Named on Thursday to replace Nause, Rodriguez comes having worked with Hollywood stars at the Pasadena Playhouse (as Nause worked with William Hurt at ART) and shown a predilection for quirky contemporary plays. He will direct the West Coast premiere of “Ten Chimneys” by Jeffery Hatcher as his Artists Rep directorial debut in April.

He also is ambitious for the company. From the press release:

“I endeavor to create a home for the region’s most talented writers and build an environment and process for nurturing new work that inspires writers from around the world to premiere their work in Portland. Additionally, I intend to expand over the months and years ahead Artists Rep’s Resident Acting Company into a larger Ensemble of Artists that will include writers, directors and designers, as well as actors. I hold a sincere, passionate belief in collaboration and that the ensemble model is the best way to form a community of artists, production staff and administrators.”

We’ll be talking to him in days to come, so stay tuned!

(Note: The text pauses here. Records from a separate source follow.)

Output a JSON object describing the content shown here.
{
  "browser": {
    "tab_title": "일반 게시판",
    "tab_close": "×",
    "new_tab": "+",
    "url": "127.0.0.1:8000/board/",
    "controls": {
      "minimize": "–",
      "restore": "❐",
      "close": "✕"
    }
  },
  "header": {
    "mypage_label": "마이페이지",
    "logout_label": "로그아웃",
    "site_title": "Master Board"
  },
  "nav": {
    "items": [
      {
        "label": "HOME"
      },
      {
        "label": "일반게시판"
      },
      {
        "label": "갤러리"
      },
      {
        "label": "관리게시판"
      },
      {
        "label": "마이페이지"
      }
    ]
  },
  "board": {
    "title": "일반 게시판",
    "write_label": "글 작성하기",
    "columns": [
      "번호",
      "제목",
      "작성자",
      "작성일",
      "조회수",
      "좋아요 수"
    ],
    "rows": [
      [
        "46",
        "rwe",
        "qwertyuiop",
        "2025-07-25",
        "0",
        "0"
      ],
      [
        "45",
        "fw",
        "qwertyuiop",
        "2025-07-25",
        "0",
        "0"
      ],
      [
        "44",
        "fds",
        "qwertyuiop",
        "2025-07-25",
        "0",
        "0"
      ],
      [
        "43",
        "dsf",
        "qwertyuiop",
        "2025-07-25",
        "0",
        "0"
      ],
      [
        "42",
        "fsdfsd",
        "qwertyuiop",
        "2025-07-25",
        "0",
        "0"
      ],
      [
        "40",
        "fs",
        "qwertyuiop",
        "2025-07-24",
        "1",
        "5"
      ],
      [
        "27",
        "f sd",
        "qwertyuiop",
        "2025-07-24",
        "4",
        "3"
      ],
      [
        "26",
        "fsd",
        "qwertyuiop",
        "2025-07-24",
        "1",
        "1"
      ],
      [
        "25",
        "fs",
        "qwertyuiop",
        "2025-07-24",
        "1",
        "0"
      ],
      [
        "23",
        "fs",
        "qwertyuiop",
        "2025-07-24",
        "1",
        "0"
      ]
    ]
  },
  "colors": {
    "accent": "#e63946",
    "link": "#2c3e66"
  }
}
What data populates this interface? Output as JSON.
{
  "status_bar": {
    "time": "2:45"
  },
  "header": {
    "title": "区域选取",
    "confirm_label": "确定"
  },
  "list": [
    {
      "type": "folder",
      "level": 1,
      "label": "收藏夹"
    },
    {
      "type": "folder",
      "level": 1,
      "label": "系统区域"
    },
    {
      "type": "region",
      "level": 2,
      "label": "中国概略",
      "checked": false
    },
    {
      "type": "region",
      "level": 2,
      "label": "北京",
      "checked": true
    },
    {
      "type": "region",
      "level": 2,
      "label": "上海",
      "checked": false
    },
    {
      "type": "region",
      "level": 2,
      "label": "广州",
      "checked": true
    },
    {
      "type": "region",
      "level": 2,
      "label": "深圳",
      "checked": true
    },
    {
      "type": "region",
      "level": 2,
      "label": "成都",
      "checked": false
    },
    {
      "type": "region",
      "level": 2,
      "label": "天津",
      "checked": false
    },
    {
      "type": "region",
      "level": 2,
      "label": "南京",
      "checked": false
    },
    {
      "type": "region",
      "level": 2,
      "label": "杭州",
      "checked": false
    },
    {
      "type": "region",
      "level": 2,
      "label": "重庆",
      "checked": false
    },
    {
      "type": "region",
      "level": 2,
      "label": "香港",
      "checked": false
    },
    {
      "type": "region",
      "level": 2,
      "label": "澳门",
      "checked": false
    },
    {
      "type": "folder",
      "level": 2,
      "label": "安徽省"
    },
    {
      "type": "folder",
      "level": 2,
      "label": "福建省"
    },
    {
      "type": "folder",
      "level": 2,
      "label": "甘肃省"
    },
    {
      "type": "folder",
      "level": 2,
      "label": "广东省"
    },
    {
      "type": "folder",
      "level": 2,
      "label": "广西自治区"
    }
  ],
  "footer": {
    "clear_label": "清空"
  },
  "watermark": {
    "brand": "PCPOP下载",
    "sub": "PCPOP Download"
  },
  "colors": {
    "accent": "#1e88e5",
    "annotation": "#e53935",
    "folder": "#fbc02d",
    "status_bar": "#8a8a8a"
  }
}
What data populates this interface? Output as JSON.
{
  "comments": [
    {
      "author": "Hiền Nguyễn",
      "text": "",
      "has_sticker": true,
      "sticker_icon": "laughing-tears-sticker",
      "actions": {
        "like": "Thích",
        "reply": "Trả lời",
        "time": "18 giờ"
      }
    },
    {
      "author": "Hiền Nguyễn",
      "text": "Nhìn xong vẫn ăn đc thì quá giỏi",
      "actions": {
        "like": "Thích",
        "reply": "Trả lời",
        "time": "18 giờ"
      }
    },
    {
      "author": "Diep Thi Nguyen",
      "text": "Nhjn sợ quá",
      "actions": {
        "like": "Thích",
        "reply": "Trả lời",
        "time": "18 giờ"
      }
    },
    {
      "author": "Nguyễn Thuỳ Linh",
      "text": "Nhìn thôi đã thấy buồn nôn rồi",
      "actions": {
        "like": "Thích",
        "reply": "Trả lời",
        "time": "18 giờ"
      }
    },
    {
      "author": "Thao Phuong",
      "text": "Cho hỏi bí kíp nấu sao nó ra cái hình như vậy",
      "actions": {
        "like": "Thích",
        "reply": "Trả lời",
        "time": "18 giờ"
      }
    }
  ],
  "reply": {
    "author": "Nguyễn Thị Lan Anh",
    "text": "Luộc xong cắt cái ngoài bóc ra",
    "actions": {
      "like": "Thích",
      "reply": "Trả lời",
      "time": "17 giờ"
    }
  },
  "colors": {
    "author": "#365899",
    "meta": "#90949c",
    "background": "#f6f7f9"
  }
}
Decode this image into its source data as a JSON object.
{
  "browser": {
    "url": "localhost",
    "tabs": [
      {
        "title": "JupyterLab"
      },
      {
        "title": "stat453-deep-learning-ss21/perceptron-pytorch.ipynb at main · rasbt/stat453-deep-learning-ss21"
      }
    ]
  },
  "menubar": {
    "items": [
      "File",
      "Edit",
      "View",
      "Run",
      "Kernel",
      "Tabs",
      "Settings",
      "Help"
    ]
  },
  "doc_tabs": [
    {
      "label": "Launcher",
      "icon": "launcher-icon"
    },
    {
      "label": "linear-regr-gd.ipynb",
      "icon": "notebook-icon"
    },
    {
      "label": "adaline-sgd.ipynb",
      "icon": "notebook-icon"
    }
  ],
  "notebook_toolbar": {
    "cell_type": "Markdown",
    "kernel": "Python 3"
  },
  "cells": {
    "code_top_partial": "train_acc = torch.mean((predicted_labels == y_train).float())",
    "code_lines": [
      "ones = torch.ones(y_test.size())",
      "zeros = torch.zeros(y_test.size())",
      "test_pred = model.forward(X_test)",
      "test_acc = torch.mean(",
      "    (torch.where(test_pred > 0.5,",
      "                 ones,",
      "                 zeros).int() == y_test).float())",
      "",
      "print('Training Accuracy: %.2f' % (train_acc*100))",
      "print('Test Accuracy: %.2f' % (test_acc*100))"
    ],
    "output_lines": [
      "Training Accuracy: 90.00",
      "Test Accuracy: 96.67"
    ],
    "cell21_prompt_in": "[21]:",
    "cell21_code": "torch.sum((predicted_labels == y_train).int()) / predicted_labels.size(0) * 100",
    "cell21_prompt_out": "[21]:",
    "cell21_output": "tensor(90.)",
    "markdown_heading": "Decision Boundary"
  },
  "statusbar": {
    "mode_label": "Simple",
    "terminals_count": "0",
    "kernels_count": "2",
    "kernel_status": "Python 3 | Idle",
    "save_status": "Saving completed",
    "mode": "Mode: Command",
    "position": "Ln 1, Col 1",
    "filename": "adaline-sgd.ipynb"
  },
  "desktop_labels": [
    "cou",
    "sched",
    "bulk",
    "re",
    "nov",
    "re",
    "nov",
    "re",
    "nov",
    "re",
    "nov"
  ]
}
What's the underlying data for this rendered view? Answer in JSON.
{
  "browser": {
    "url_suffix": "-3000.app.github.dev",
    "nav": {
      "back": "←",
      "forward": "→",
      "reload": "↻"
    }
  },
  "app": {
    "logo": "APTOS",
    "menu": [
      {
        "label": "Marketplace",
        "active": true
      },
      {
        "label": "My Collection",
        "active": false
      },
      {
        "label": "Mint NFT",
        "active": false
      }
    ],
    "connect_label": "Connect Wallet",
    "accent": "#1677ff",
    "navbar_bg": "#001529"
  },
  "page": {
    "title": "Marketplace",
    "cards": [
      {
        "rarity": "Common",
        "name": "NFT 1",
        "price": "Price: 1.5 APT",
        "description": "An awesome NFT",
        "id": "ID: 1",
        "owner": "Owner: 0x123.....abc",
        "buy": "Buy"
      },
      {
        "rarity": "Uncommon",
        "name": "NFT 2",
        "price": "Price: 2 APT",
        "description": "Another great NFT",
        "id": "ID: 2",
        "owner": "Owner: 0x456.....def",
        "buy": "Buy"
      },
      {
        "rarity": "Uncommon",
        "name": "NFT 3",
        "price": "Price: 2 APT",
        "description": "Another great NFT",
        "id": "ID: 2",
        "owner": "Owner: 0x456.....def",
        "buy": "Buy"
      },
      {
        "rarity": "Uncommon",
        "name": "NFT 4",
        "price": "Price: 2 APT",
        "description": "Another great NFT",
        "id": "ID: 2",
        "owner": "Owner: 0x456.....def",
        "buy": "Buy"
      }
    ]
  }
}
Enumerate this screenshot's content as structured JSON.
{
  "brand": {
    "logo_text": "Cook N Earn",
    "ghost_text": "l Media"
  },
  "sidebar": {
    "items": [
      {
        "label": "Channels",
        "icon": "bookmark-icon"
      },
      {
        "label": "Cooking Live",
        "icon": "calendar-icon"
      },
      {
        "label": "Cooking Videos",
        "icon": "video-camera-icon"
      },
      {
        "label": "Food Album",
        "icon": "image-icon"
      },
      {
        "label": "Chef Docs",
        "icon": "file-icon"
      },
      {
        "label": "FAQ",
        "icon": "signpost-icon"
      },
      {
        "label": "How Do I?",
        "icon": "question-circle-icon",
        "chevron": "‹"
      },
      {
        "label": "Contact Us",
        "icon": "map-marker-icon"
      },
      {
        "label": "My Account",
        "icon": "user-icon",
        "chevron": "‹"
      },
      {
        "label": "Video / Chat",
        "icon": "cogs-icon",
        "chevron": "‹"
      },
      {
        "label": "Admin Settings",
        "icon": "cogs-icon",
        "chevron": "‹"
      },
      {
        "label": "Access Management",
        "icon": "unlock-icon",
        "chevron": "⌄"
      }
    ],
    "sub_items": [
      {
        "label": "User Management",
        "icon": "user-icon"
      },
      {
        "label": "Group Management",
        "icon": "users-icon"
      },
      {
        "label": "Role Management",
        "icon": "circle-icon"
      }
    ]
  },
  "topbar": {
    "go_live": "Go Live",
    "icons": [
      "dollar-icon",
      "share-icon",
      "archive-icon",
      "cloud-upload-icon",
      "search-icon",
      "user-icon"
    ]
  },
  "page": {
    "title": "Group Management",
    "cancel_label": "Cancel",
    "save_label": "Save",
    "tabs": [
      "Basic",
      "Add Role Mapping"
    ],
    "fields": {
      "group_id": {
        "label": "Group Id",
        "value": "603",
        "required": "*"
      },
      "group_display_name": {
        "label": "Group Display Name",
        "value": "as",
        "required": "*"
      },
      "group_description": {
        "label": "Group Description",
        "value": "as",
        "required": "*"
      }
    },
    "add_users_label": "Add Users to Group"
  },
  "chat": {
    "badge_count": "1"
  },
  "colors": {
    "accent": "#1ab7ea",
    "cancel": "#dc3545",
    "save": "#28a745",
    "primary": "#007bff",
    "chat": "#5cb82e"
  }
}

Portland means… Grammy nominations!

In general the Grammy Awards mean practically nothing to me, but they mean enough to other people to note the musicians with local connections who nab a nomination, right?

So, a tip of the hat to the Oregon Symphony for the two nominations around last year’s “Music for a Time of War” CD on the Pentatone label for Best Orchestral Performance and for Best Engineered Album, Classical. That’s from the program that earned such critical enthusiasm for the orchestra at Carnegie Hall last year: Ives, Adams, Britten and Vaughan Williams’s Fourth Symphony. Which says that great, adventurous work IS sometimes rewarded.

Bassist/vocalist/band leader Esperanza Spalding got three mentions herself for her “Radio Music Society” album: 1) Best Jazz Vocal Album 2) Long Form Music Video, and 3) a joint nomination with trumpeter and educator Thara Memory for Best Instrumental Arrangement Accompanying Vocalist(s) for their “City of Roses.”

The Grammy awards will be announced on February 10. Best of luck!

An art party for Mayor Sam Adams

The support offered by Mayor Sam Adams to the arts community during his four years of mayor was really unprecedented, and judging from the comments of the major mayoral candidates this year, including mayor-elect Charlie Hales, that level of support will continue. Which is a major accomplishment all by itself.

The arts community is honoring Mayor Adams tonight at YU (Friday).á After a sold-out patron reception, the doors will open for a dance party at 9 pm, “featuring DJ PRASHANT, DJ EVAN ALEXANDER, Poison Waters, Anansi Beat, Boombots, Isaac Trimble, Axe Dide Samba, SexBots, Sabor Latino, Clay Hoffman, The Sliders, and other surprise performances throughout the evening.” Admission is $25 and proceeds go to  The Right Brain Initiative and Work for Art.

It’s likely we’ll explore the Adams contribution to arts in the city at greater length in the future, just because it was so different. And needed.